A tutela reintegratória só poderá ser afastada em situações em que outros valores constitucionalmente relevantes o justifiquem, como é o caso do contrato de serviço doméstico, em que a imposição da reintegração poderia atentar contra a intimidade da vida familiar. É essa a única situação até agora contemplada na legislação ordinária. O exemplo da função pública, por vezes invocado como uma segunda excepção, é claramente improcedente: da genérica previsão de a Administração invocar impossibilidade ou grave prejuízo para o interesse público no cumprimento das sentenças dos tribunais administrativos não resulta que pudesse ser considerada procedente eventual oposição à reintegração de funcionário vítima de acto expulsivo contenciosamente anulado com fundamento em vício impeditivo da repetição do acto com o mesmo conteúdo decisório. Pelo contrário, mesmo quando o lugar do funcionário demitido já tenha sido provido por terceiro, por acto administrativo "firme", aquele funcionário, obtida a anulação do acto expulsivo, tem direito a ser provido em lugar de categoria igual ou equivalente àquela em que deveria ser colocado, ou, não sendo isso possível, à primeira vaga que venha a surgir na categoria correspondente, exercendo transitoriamente funções fora do quadro até à integração neste (cf. artigo 173.º, n.º 4, do novo Código de Processo nos Tribunais Administrativos, e artigo 83.º, n.º 4, do Estatuto Disciplinar, norma esta relativa à revogação ou alteração de pena expulsiva na sequência de revisão do processo disciplinar).

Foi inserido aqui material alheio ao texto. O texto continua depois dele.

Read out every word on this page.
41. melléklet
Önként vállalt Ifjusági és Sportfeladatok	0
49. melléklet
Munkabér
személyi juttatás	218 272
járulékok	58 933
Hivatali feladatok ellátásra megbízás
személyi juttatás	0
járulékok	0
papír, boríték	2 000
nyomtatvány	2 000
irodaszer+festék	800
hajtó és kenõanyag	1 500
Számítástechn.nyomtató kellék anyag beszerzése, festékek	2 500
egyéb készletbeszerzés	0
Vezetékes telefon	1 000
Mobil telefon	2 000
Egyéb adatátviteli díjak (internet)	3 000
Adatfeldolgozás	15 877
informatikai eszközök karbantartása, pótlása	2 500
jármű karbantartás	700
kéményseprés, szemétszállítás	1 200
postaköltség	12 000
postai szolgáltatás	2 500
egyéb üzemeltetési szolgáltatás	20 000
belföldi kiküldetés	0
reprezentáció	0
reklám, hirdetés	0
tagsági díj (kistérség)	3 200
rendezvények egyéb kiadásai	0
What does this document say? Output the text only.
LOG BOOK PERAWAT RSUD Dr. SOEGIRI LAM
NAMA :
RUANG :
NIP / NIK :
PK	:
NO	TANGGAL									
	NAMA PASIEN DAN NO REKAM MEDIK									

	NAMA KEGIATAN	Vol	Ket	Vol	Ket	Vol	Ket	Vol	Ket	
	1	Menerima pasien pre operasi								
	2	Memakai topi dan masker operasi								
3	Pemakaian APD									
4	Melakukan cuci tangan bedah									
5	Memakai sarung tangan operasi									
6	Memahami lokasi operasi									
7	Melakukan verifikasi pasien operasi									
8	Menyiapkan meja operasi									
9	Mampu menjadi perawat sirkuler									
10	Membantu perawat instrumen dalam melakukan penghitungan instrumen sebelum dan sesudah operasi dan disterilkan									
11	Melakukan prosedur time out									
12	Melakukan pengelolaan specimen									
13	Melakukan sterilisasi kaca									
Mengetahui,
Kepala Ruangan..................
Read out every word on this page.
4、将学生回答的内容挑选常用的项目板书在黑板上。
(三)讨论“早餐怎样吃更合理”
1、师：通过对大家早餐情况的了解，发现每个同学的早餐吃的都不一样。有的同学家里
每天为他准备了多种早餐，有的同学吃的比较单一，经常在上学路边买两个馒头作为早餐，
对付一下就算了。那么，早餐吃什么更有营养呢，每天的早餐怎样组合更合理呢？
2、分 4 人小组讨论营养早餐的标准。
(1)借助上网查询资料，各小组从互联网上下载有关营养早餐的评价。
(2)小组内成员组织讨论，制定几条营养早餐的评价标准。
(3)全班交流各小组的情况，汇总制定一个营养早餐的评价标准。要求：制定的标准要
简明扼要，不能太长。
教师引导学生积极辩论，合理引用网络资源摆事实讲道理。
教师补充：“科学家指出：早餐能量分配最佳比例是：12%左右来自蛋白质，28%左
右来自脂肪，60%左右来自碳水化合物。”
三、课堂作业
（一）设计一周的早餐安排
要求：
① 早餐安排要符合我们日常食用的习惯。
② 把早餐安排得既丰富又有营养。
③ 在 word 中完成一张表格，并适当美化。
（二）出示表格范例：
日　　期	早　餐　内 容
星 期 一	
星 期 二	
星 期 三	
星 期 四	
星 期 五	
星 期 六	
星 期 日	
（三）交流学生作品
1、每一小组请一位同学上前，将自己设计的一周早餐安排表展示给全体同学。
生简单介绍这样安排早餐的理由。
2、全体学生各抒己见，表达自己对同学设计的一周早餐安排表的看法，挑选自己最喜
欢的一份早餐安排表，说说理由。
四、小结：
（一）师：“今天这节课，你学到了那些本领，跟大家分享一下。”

Na situação contemplada na norma ora em apreço não se descortina a presença de valores constitucionalmente relevantes que justifiquem o sacrifício do mais fundamental dos direitos fundamentais dos trabalhadores: o direito ao trabalho.
Relendo a jurisprudência deste Tribunal quanto à garantia da segurança do emprego e à proibição de despedimentos sem justa causa (cf. n.º 16 do precedente acórdão) e recordando o alargamento que, a nível da legislação ordinária, o conceito de justa causa foi registando, constata se que, até ao presente, sempre se exigiu a verificação de uma situação de impossibilidade na manutenção da relação laboral para se permitir o despedimento. No Acórdão n.º 581/95, considerou se constitucionalmente admissível a causa objectiva de despedimento então apreciada (extinção do posto de trabalho) porque condicionada à impossibilidade prática da subsistência da relação de trabalho, requisito que consta da alínea b) do n.º 1 do artigo 27.º da LCCT e se mantém na alínea b) do n.º 1 do artigo 403.º do Código do Trabalho. No Acórdão n.º 64/91, considerou se constitucionalmente admissível a causa objectiva de despedimento então apreciada (inadaptação do trabalhador) porque condicionada à verificação de uma situação de impossibilidade objectiva da subsistência da relação de trabalho, requisito que consta do n.º 1 do artigo 27.º do Decreto Lei n.º 400/91, de 16 de Outubro, e se mantém no n.º 1 do artigo 406.º do Código do Trabalho.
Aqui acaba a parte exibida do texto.